I’ve already made the case for Hostel as a slice of vegan horror, but his earlier Cabin Fever is even more elemental. Effectively a “house in the woods” motif that doubles down on gross-outs, it’s the kind of movie a Tom Savini-obsessed 13 year old would make. Which is to say, I like it.
(Streaming on Amazon Prime)
Debra Granik hasn’t released a feature film since 2010’s Winter’s Bone, which is a damn shame.
But the movie shouldn’t just be remembered as Jennifer Lawrence’s breakthrough. It’s an austere and uncompromising thing, full of regional detail and expertly filled-in characters. “Bleak” is usually the term that gets thrown around, but Granik’s portrait of the Ozarks is more complicated than that. It’s a powerful, and empathetic, look at lives lived on any number of crossroads.

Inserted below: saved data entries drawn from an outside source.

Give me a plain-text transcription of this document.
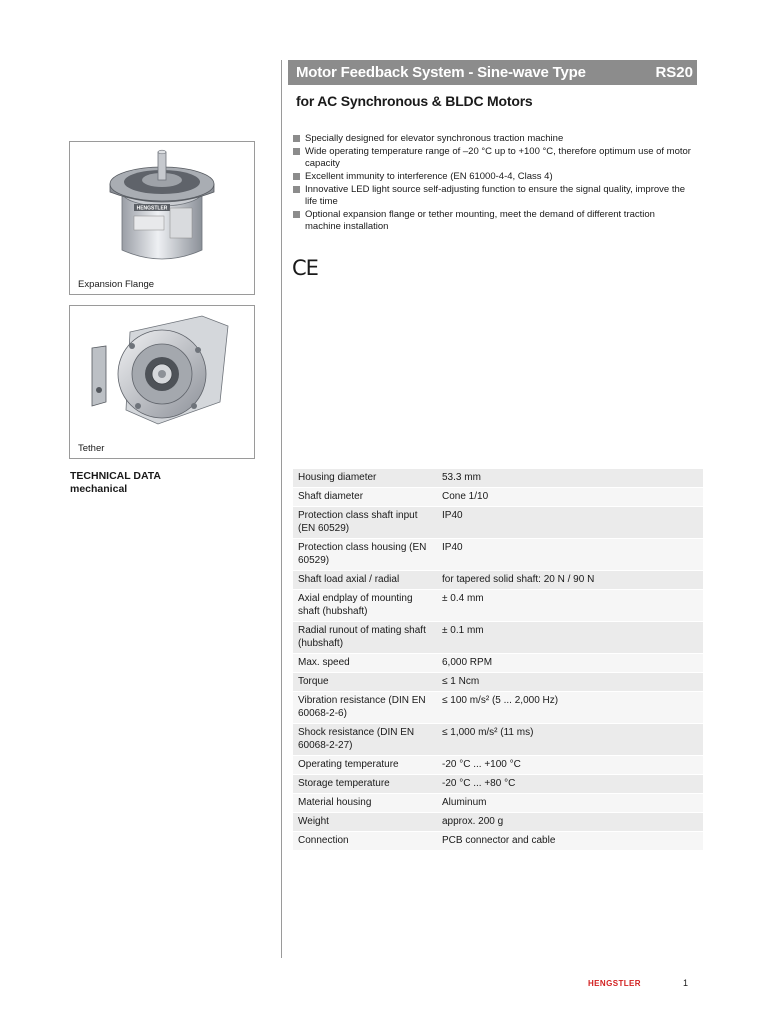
Motor Feedback System - Sine-wave Type	RS20
for AC Synchronous & BLDC Motors
Specially designed for elevator synchronous traction machine
Wide operating temperature range of –20 °C up to +100 °C, therefore optimum use of motor capacity
Excellent immunity to interference (EN 61000-4-4, Class 4)
Innovative LED light source self-adjusting function to ensure the signal quality, improve the life time
Optional expansion flange or tether mounting, meet the demand of different traction machine installation
CE
HENGSTLER
Expansion Flange
Tether
TECHNICAL DATA
mechanical
Housing diameter	53.3 mm
Shaft diameter	Cone 1/10
Protection class shaft input (EN 60529)	IP40
Protection class housing (EN 60529)	IP40
Shaft load axial / radial	for tapered solid shaft: 20 N / 90 N
Axial endplay of mounting shaft (hubshaft)	± 0.4 mm
Radial runout of mating shaft (hubshaft)	± 0.1 mm
Max. speed	6,000 RPM
Torque	≤ 1 Ncm
Vibration resistance (DIN EN 60068-2-6)	≤ 100 m/s² (5 ... 2,000 Hz)
Shock resistance (DIN EN 60068-2-27)	≤ 1,000 m/s² (11 ms)
Operating temperature	-20 °C ... +100 °C
Storage temperature	-20 °C ... +80 °C
Material housing	Aluminum
Weight	approx. 200 g
Connection	PCB connector and cable
HENGSTLER	1
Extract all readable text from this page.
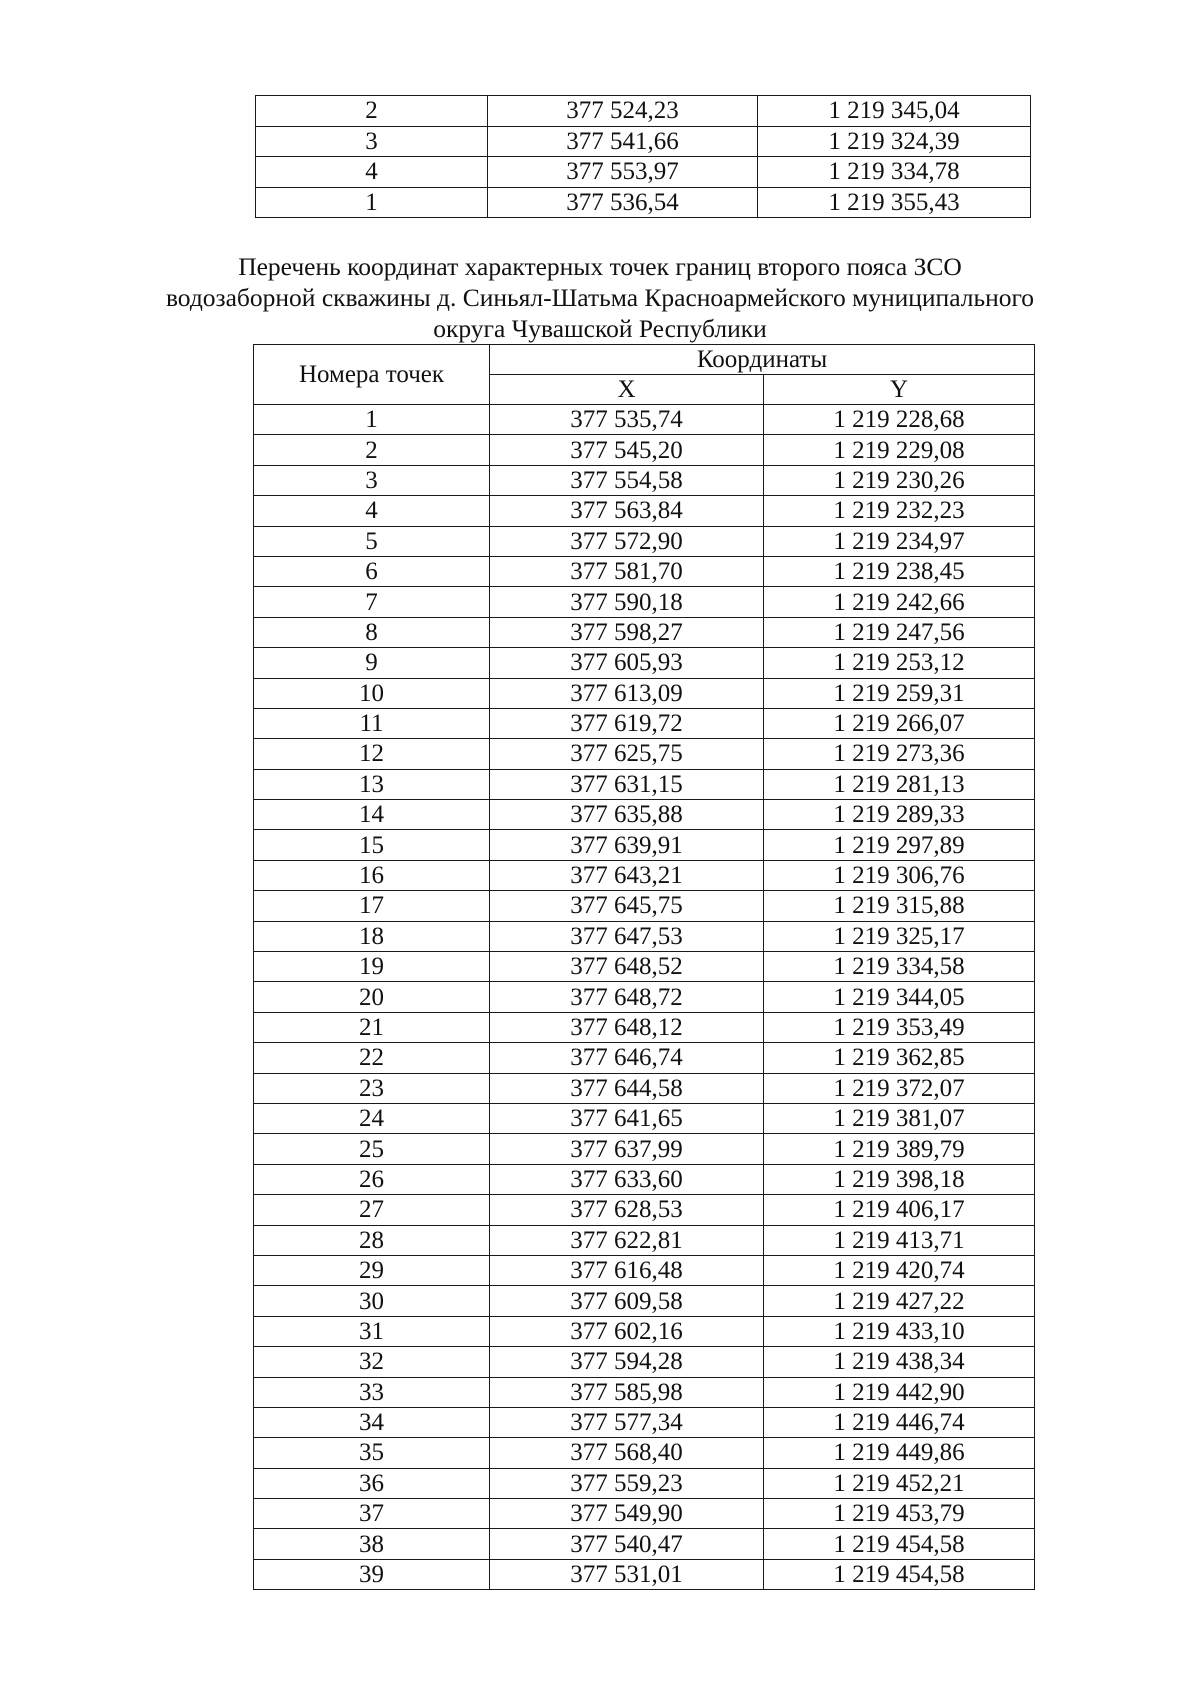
2	377 524,23	1 219 345,04
3	377 541,66	1 219 324,39
4	377 553,97	1 219 334,78
1	377 536,54	1 219 355,43
Перечень координат характерных точек границ второго пояса ЗСО
водозаборной скважины д. Синьял-Шатьма Красноармейского муниципального
округа Чувашской Республики
Номера точек	Координаты	
	X	Y
1	377 535,74	1 219 228,68
2	377 545,20	1 219 229,08
3	377 554,58	1 219 230,26
4	377 563,84	1 219 232,23
5	377 572,90	1 219 234,97
6	377 581,70	1 219 238,45
7	377 590,18	1 219 242,66
8	377 598,27	1 219 247,56
9	377 605,93	1 219 253,12
10	377 613,09	1 219 259,31
11	377 619,72	1 219 266,07
12	377 625,75	1 219 273,36
13	377 631,15	1 219 281,13
14	377 635,88	1 219 289,33
15	377 639,91	1 219 297,89
16	377 643,21	1 219 306,76
17	377 645,75	1 219 315,88
18	377 647,53	1 219 325,17
19	377 648,52	1 219 334,58
20	377 648,72	1 219 344,05
21	377 648,12	1 219 353,49
22	377 646,74	1 219 362,85
23	377 644,58	1 219 372,07
24	377 641,65	1 219 381,07
25	377 637,99	1 219 389,79
26	377 633,60	1 219 398,18
27	377 628,53	1 219 406,17
28	377 622,81	1 219 413,71
29	377 616,48	1 219 420,74
30	377 609,58	1 219 427,22
31	377 602,16	1 219 433,10
32	377 594,28	1 219 438,34
33	377 585,98	1 219 442,90
34	377 577,34	1 219 446,74
35	377 568,40	1 219 449,86
36	377 559,23	1 219 452,21
37	377 549,90	1 219 453,79
38	377 540,47	1 219 454,58
39	377 531,01	1 219 454,58
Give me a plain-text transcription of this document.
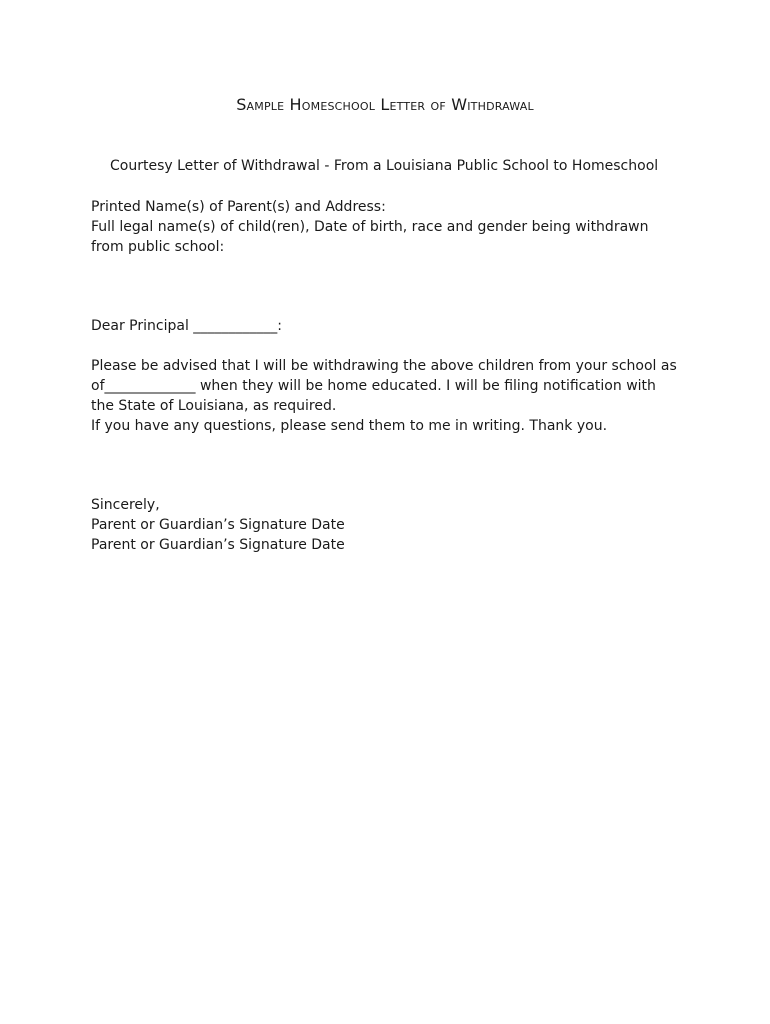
Sample Homeschool Letter of Withdrawal
Courtesy Letter of Withdrawal - From a Louisiana Public School to Homeschool
Printed Name(s) of Parent(s) and Address:
Full legal name(s) of child(ren), Date of birth, race and gender being withdrawn
from public school:
Dear Principal ____________:
Please be advised that I will be withdrawing the above children from your school as
of_____________ when they will be home educated. I will be filing notification with
the State of Louisiana, as required.
If you have any questions, please send them to me in writing. Thank you.
Sincerely,
Parent or Guardian’s Signature Date
Parent or Guardian’s Signature Date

The Archers have no shortage of masterpieces to their name, but A Matter of Life and Death (also released with the unfortunate title Stairway To Heaven) might be their most purely enjoyable.
The film’s depiction of a man on trial in the afterlife has too many descendants to count, but it’s the images that make the most impression — the long escalator to the stars, the jarring shifts between black and white and impossibly bright Technicolor.
The Red Shoes will always remain the perennial favorite, but here’s to this funhouse challenger.
(Streaming on Open Culture)
San Francisco’s Oddball Films is a treasure trove of weird.
The outfit has provided vintage footage from its notoriously eclectic archives to many documentaries and other projects over the years, and its curatorial instincts remain appropriately bizarre: lost commercials for forgotten products, sexploitation films, cautionary PSAs, and so forth. Spending an evening at Oddball is like skipping through some distorted mindscape of our times, where Russian cartoons might meld with 50s Americana and people having sex in unusual locations.
On Oddball’s website, you can find hundreds upon hundreds such ephemera. Take some acid and have a look. I’d recommend this strangely apologetic ad for Skippy Peanut Butter, for which someone decided the best spokesperson would be a bunch of sentient eyeballs.